En puisant dans son propre parcours – « Il m’est apparu important de lier les idées à des moments de ma vie, de montrer que les idées ont une genèse », explique-t-il –, l’écrivain, qui se décrit comme un « cosmopolite enraciné », dépeint donc à la fois le Québec qui habite son cœur et celui qui, sous ses yeux, ne change pas toujours en s’améliorant.

PHOTO PHILIPPE BOIVIN, LA PRESSE

L’écrivain Pierre Nepveu

Livre fort du souffle d’un poète qui embrasse large, cet essai se transforme ainsi de chapitre en chapitre en une célébration de la beauté salutaire du territoire, en une réflexion inquiète sur ce que le Québec a sacrifié en liquidant sans distinction son héritage catholique, en une petite histoire de la traduction littéraire au Québec ainsi qu’en un plaidoyer en faveur d’une conception de l’identité québécoise qui placerait en son cœur sa littérature.

Mais c’est aussi par inquiétude que Pierre Nepveu a souhaité cartographier le Québec tel qu’il l’envisage. Un Québec qui considérerait réellement la richesse de l’apport de tous ceux et celles que l’on appelle minorités, confie en entrevue l’auteur de 75 ans, las qu’on l’accuse de jouer le jeu du multiculturalisme canadien, voire qu’on le traite de woke, parce que sa vision du Québec est « ouverte, pluraliste, inclusive ».

Mon inquiétude tient au débat public actuel : je trouve qu’on est passé d’un nationalisme progressiste, celui des années 1960, à un nationalisme qu’on peut qualifier d’identitaire et qui me gêne. La question qui est derrière ça, c’est la question du pluralisme et ce qui est embêtant, ce sont les nationalistes qui voient à tout prix la nation comme quelque chose d’unitaire.

Pierre Nepveu

Une éthique du prochain

La force de l’essai de Pierre Nepveu tient cependant moins à son commentaire sur notre ici-maintenant qu’à la singularité de la trajectoire qu’il raconte.
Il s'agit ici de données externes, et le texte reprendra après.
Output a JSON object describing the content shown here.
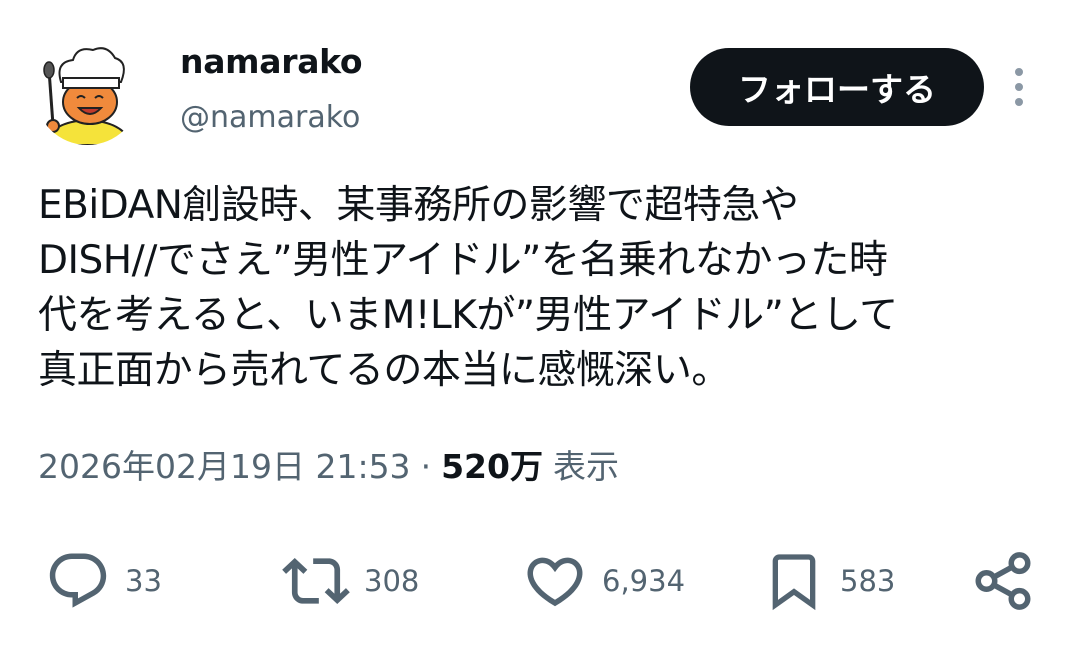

Né en 1946 dans la Petite-Patrie au cœur d’une famille canadienne-française typique de la classe moyenne, le poète emprunte rapidement une trajectoire différente de celle des autres intellectuels de sa cohorte.
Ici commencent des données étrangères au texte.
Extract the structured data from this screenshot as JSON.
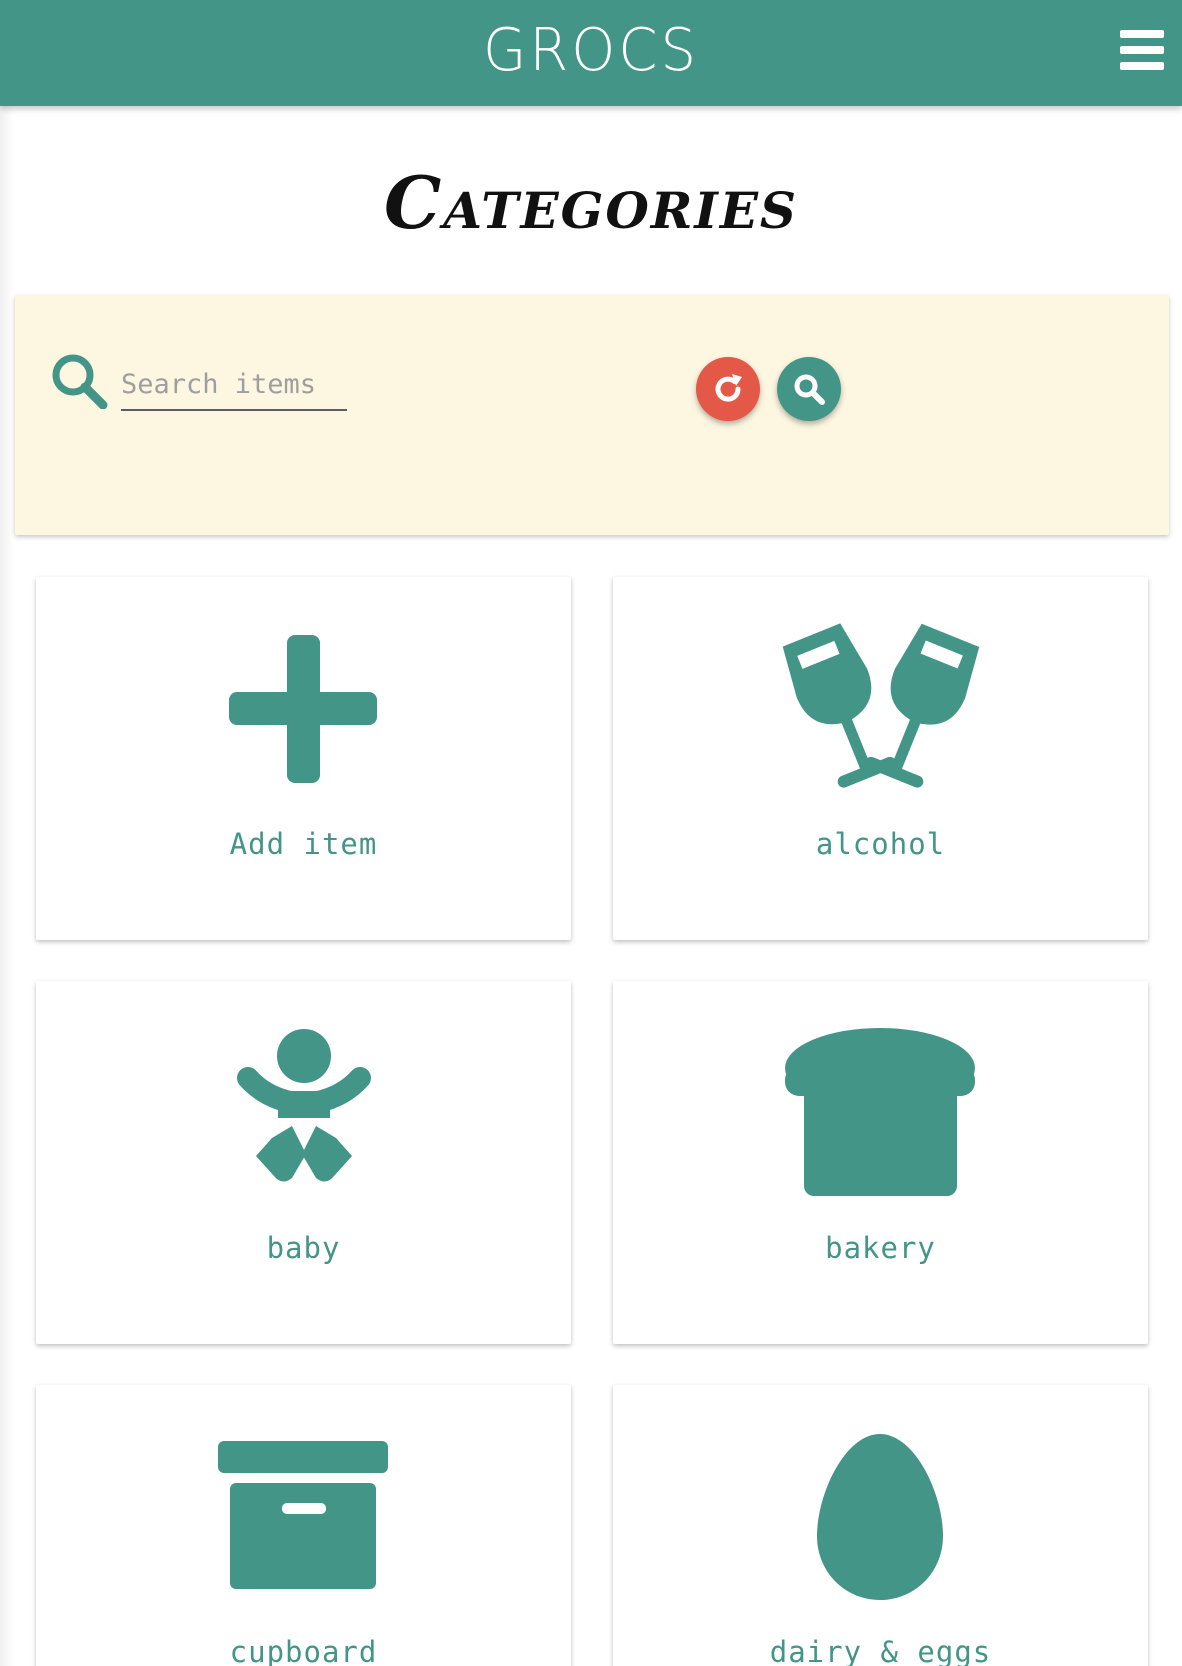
{
  "header": {
    "app_title": "GROCS",
    "menu_icon": "hamburger-menu-icon"
  },
  "page": {
    "heading": "Categories"
  },
  "search": {
    "placeholder": "Search items",
    "value": "",
    "search_icon": "search-icon",
    "reset_icon": "refresh-icon",
    "submit_icon": "search-icon"
  },
  "colors": {
    "primary": "#439587",
    "panel": "#fdf6e1",
    "reset": "#e45847"
  },
  "categories": [
    {
      "label": "Add item",
      "icon": "plus-icon"
    },
    {
      "label": "alcohol",
      "icon": "wine-glasses-icon"
    },
    {
      "label": "baby",
      "icon": "baby-icon"
    },
    {
      "label": "bakery",
      "icon": "bread-icon"
    },
    {
      "label": "cupboard",
      "icon": "archive-box-icon"
    },
    {
      "label": "dairy & eggs",
      "icon": "egg-icon"
    }
  ]
}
Exemple parmi plusieurs : dans la vingtaine, alors que ses camarades s’envolent nombreux vers la mère-patrie, Pierre Nepveu préfère accepter un contrat à l’Université McMaster de Hamilton, où il se découvrira une passion pour le reggae (!). Il codirige dans les années 1970 la revue de traduction littéraire Ellipse, à une époque où la traduction d’œuvres anglo-canadiennes vers le français, et d’œuvres franco-québécoises vers l’anglais, n’intéresse personne ou presque.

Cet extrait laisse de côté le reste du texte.